There is a huge difference between "some protection" and blocking the competition for many decades, because an incompetent patent office has approved many exaggerated claims, either about things that are obvious and well known by anyone in the field, but nobody was shameless enough to claim them in a patent before, or else about things that the patent filer is completely unable to do in the present, but they are claimed in the patent for the case when someone else will figure how to do them in the future.
Today the vast majority of patents are not intended for any kind of licensing and they might be even completely useless if licensed, but they are only intended for preventing competition in the market where the patent owner is active.
In order to be useful, a patent system should start to require again that the inventor shows a working prototype that demonstrates all the features claimed in the patent.
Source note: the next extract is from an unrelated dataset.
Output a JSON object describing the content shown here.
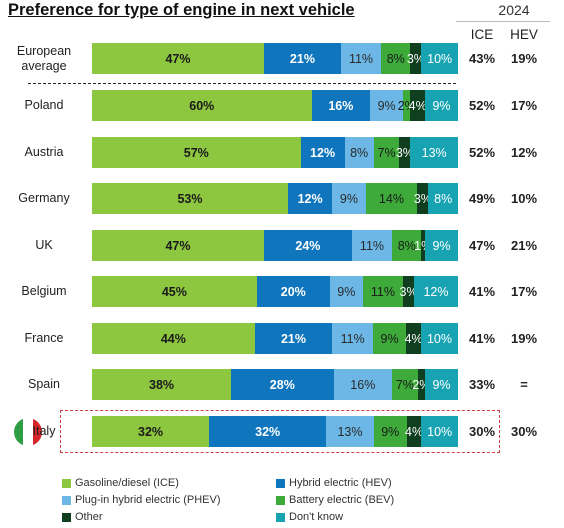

Moreover, the patents should expire much faster, certainly not later than after 10 years from being issued. Perhaps a longer validity could be accepted for patents owned by individual inventors, but in any case not for the patents assigned to the employers of the inventors, as most patents are today. Also, patent owners should offer "Fair, Reasonable and Non-Discriminatory licensing" (FRAND), otherwise the patent should be invalidated.
Patents aren’t the only means of copying something. I would imagine China has a very sophisticated reverse engineering skill set. Made even easier since pretty much everything is made there so if you want the specs of some component you can just call someone up.